Pharmaceutical Executive Editorial Staff

Vertex Pharmaceuticals' and CRISPR Therapeutics’ Cas9 therapy Casgevy approved as a one-time treatment for transfusion-dependent beta thalassemia on the heels of its approval last month for sickle cell disease.

The FDA has granted another approval to Vertex Pharmaceuticals' and CRISPR Therapeutics’ gene-editing therapy Casgevy (exagamglogene autotemcel [exa-cel]) as a one-time treatment for transfusion-dependent beta thalassemia (TDT) in patients 12 years of age and older.1 Last month, Casgevy became the first FDA-approved novel genome editing technology for sickle cell disease (SCD), which was a significant advancement in gene therapy. The latest approval was months ahead of the FDA’s assigned Prescription Drug User Fee Act (PDUFA) date.

“We are pleased with the approval of Casgevy in TDT well ahead of the PDUFA date,” said Samarth Kulkarni, PhD, chairman and chief executive officer of CRISPR Therapeutics.2 “The approval is a reflection of the power and versatility of the CRISPR platform to bring a potentially curative treatment option to patients suffering from this devastating disease.”

Because treatment with Casgevy involves stem cell transplantation, Vertex is working develop a network of independent authorized treatment centers (ATCs) in addition to nine existing ATCs in the United States to administer Casgevy to eligible patients with TDT and SCD.

“On the heels of the historic FDA approval of Casgevy for sickle cell disease, it is exciting to now secure approval for TDT well ahead of the PDUFA date,” said Reshma Kewalramani, MD, chief executive officer and president of Vertex, said in a press release.1 “TDT patients deserve new, potentially curative treatment options, and we look forward to bringing Casgevy to eligible patients who are waiting.”

Casgevy is a non-viral, ex vivo CRISPR/Cas9 gene-edited cell therapy. The treatment involves editing a patient’s own hematopoietic stem and progenitor cells at the erythroid specific enhancer region of the BCL11A gene via a precise double-strand break. This process produces elevated levels of fetal hemoglobin (HbF; hemoglobin F) in red blood cells, which is the form of the oxygen-carrying hemoglobin found naturally during fetal development. HbF transforms to the adult form of hemoglobin following birth.

In clinical trials, Casgevy was found to lower or eliminate vaso-occlusive crisis (VOCs) for patients with SCD and transfusion requirements for patients with TDT, according to Vertex.

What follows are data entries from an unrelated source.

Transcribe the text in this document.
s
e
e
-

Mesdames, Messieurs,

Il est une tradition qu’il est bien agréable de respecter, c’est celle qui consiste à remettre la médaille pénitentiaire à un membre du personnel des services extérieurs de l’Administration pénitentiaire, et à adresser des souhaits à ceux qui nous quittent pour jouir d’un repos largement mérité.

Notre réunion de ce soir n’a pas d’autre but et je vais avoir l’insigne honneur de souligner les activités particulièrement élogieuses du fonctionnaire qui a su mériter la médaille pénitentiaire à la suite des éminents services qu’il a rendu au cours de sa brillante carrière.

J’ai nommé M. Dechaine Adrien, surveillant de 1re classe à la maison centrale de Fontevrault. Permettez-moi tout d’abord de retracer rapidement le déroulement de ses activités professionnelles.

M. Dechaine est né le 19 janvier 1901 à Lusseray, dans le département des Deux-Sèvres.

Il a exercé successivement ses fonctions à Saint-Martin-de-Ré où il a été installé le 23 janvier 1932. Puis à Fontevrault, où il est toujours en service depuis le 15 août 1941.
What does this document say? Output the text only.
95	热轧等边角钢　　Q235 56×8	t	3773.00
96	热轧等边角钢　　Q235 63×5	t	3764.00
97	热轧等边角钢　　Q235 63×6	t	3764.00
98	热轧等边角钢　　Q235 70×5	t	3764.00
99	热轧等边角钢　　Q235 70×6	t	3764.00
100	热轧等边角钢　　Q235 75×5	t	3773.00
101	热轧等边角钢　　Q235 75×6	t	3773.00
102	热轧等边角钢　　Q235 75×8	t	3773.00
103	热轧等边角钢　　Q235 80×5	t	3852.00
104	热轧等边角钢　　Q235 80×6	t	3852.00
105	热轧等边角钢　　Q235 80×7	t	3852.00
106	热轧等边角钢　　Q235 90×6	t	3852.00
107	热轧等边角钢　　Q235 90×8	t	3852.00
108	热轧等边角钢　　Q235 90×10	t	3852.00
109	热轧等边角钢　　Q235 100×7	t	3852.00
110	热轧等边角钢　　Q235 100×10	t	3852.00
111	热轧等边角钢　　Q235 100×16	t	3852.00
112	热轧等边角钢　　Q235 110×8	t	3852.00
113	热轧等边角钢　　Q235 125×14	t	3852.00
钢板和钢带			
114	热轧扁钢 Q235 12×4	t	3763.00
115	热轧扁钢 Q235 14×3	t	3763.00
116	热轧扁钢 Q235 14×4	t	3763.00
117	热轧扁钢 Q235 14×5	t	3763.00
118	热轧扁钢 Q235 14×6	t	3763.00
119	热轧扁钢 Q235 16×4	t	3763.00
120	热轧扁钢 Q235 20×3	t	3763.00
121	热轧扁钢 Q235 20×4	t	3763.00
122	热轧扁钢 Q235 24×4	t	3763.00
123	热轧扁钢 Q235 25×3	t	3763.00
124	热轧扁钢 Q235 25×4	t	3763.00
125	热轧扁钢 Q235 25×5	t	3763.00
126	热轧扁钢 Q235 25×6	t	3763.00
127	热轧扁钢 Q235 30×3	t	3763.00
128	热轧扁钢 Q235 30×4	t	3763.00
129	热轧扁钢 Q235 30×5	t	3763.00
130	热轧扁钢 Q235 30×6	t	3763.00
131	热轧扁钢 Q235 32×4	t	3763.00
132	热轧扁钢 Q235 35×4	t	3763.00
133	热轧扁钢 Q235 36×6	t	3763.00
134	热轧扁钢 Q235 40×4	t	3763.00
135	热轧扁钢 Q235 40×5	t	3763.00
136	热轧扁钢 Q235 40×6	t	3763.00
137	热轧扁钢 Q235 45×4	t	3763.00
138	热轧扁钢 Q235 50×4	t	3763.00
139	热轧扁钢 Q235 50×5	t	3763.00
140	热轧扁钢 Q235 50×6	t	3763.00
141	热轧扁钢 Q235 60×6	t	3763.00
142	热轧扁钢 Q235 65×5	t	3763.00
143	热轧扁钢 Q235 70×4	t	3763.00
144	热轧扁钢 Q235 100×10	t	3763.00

TDT is a life-threatening genetic condition that has a significant impact on health-related quality of life scores compared with the general population. Lifetime healthcare costs for patients with TDT in the United States are estimated to run up $5.7 million.1 Treatment of the disease involves regular blood transfusions and iron chelation therapy.
Because of the effects of anemia, patients with TDT may have fatigue and shortness of breath, whereas infants may develop failure to thrive, jaundice, and feeding problems. Potential comorbidities of TDT include an enlarged spleen, liver, and heart; misshapen bones, and delayed puberty.

Because treatment of the disease lasts throughout a patient’s lifespan and uses significant healthcare resources, patients with TDT may have lower life expectancy, reduced quality of life, and decreased lifetime earnings and productivity. The median age of death for US patients with TDT is 37 years.

Although a stem cell transplant from a matched donor may cure the condition, it is only available to a small proportion of patients with TDT because there is a limited number of available donors.1 The list price of Casgevy for TDT has yet to be released; however, the cost for the treatment in SCD is $2.2 million.